Bootstrap has lots of plugins that you can experiment with, and one of them is the Typeahead.js plugin similar to jQueryUI Autocomplete plugin. According to Bootstrap, Typeahead is an extendend plugin for quickly creating elegant typeaheads with any from text input. So given the description of the widget, I will provide a tutorial that integrates the plugin in an ASP.NET MVC project basing from this article Twitter Bootstrap Typeahead and ASP.NET MVC. The author from the source demonstrates preloaded country values but in my case, I modified it to handle searching through a database.
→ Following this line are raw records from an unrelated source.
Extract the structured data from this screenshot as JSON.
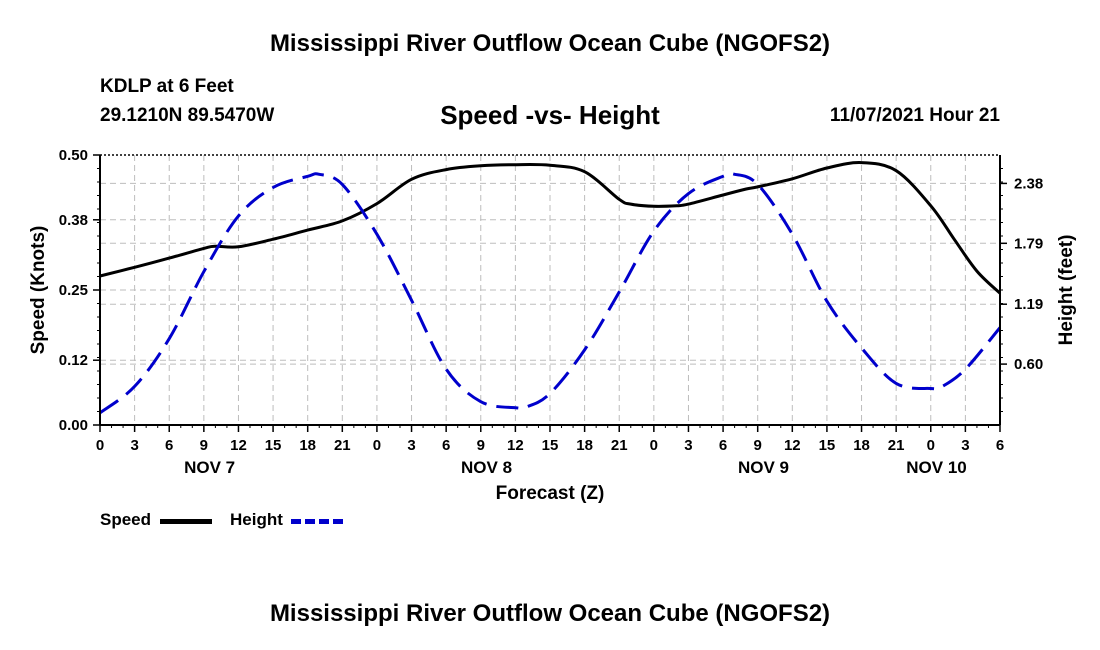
{
  "title": "Mississippi River Outflow Ocean Cube (NGOFS2)",
  "footer_title": "Mississippi River Outflow Ocean Cube (NGOFS2)",
  "station": "KDLP at 6 Feet",
  "coordinates": "29.1210N  89.5470W",
  "subtitle": "Speed -vs- Height",
  "datetime": "11/07/2021 Hour 21",
  "legend": {
    "speed_label": "Speed",
    "height_label": "Height",
    "speed_color": "#000000",
    "height_color": "#0000cc"
  },
  "chart_data": {
    "type": "line",
    "xlabel": "Forecast (Z)",
    "ylabel_left": "Speed (Knots)",
    "ylabel_right": "Height (feet)",
    "x_range_hours": [
      0,
      78
    ],
    "x_ticks_hours": [
      0,
      3,
      6,
      9,
      12,
      15,
      18,
      21,
      24,
      27,
      30,
      33,
      36,
      39,
      42,
      45,
      48,
      51,
      54,
      57,
      60,
      63,
      66,
      69,
      72,
      75,
      78
    ],
    "x_tick_labels": [
      "0",
      "3",
      "6",
      "9",
      "12",
      "15",
      "18",
      "21",
      "0",
      "3",
      "6",
      "9",
      "12",
      "15",
      "18",
      "21",
      "0",
      "3",
      "6",
      "9",
      "12",
      "15",
      "18",
      "21",
      "0",
      "3",
      "6"
    ],
    "date_labels": [
      {
        "hour": 9.5,
        "label": "NOV 7"
      },
      {
        "hour": 33.5,
        "label": "NOV 8"
      },
      {
        "hour": 57.5,
        "label": "NOV 9"
      },
      {
        "hour": 72.5,
        "label": "NOV 10"
      }
    ],
    "ylim_left": [
      0,
      0.5
    ],
    "y_ticks_left": [
      0.0,
      0.12,
      0.25,
      0.38,
      0.5
    ],
    "y_tick_labels_left": [
      "0.00",
      "0.12",
      "0.25",
      "0.38",
      "0.50"
    ],
    "ylim_right": [
      0,
      2.66
    ],
    "y_ticks_right": [
      0.6,
      1.19,
      1.79,
      2.38
    ],
    "y_tick_labels_right": [
      "0.60",
      "1.19",
      "1.79",
      "2.38"
    ],
    "grid": true,
    "series": [
      {
        "name": "Speed",
        "axis": "left",
        "color": "#000000",
        "style": "solid",
        "x": [
          0,
          3,
          6,
          9,
          10,
          12,
          15,
          18,
          21,
          24,
          27,
          30,
          33,
          36,
          39,
          42,
          45,
          46,
          48,
          50,
          51,
          54,
          56,
          57,
          60,
          63,
          66,
          69,
          72,
          74,
          76,
          78
        ],
        "y": [
          0.276,
          0.292,
          0.309,
          0.327,
          0.331,
          0.33,
          0.344,
          0.361,
          0.378,
          0.41,
          0.455,
          0.473,
          0.48,
          0.482,
          0.481,
          0.469,
          0.418,
          0.409,
          0.405,
          0.406,
          0.409,
          0.426,
          0.437,
          0.441,
          0.456,
          0.476,
          0.486,
          0.471,
          0.406,
          0.345,
          0.285,
          0.244
        ]
      },
      {
        "name": "Height",
        "axis": "right",
        "color": "#0000cc",
        "style": "dashed",
        "x": [
          0,
          3,
          6,
          9,
          12,
          15,
          18,
          19,
          21,
          24,
          27,
          30,
          33,
          36,
          37,
          39,
          42,
          45,
          48,
          51,
          54,
          55,
          57,
          60,
          63,
          66,
          69,
          72,
          73,
          75,
          78
        ],
        "y": [
          0.12,
          0.38,
          0.85,
          1.51,
          2.06,
          2.34,
          2.45,
          2.47,
          2.37,
          1.88,
          1.23,
          0.55,
          0.23,
          0.17,
          0.18,
          0.31,
          0.74,
          1.31,
          1.91,
          2.28,
          2.45,
          2.47,
          2.37,
          1.88,
          1.22,
          0.76,
          0.41,
          0.36,
          0.38,
          0.55,
          0.96
        ]
      }
    ]
  }
}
So to proceed with, just follow the steps below: 

1. Create an ASP.NET MVC Project (VB). 
2. Add an ADO.NET Entity model that connects to the AdventureWorks DB and it's CountryRegions table.
3. In your home controller, add the code that search countries based on a given value.

VB.NET Code:
Private Shared _context As AdventureWorks2012Entities
 ' GET: /Home
Function Index() As ActionResult
    Return View()
End Function
 <HttpGet>
Public Function GetCountries(query As String) As JsonResult
    _context = New AdventureWorks2012Entities()
     Dim result = (From country In _context.CountryRegions.AsEnumerable() Where country.Name.ToLower().Contains(query) Select country.Name)
     Return Json(result.ToArray(), JsonRequestBehavior.AllowGet)
End Function

4. In the head section of Index View, add reference to typeaheadjs.css and bootstrap3-typeahead.js files.


HTML Code:
<link href="~/Content/typeaheadjs.css" rel="stylesheet" type="text/css" />
<link href="~/Content/bootstrap.min.css" rel="stylesheet" type="text/css" />
<script src="~/Scripts/jquery-1.10.2.min.js"></script>
<script src="~/Scripts/bootstrap.min.js"></script>
<script src="~/Scripts/bootstrap3-typeahead.js"></script>

5. Add the script to utilize the typeahead.js plugin for searching data.


JavaScript Code:
<script type="text/javascript">
     $(document).ready(function () {
         $("#Countries").typeahead({
            source: function (query, process) {
                var countries = [];
                map = {};
                 // This is going to make an HTTP get request to the controller
                return $.get('/Home/GetCountries', { query: query }, function (data) {
                     // Loop through and push to the array
                    $.each(data, function (i, country) {
                        map[country] = country;
                        countries.push(country);
                    });
                     // Process the details
                    process(countries);
                });
            },
            updater: function (item) {
                var selectedCountry = map[item];
                 // Set the text to our selected id
                $("#details").text("Selected : " + selectedCountry);
                return item;
            }
        });
    });
 </script>

6. In the body section, just add a div element and an input element that will trigger the typeahead event.


HTML Code:
<div id="details" class="row"></div>
<div class="row">
    <input type="text" id="Countries" class="form-control" placeholder="Counry Name" />
</div>



That's it.. :-)


Regards,

KGComputers

----------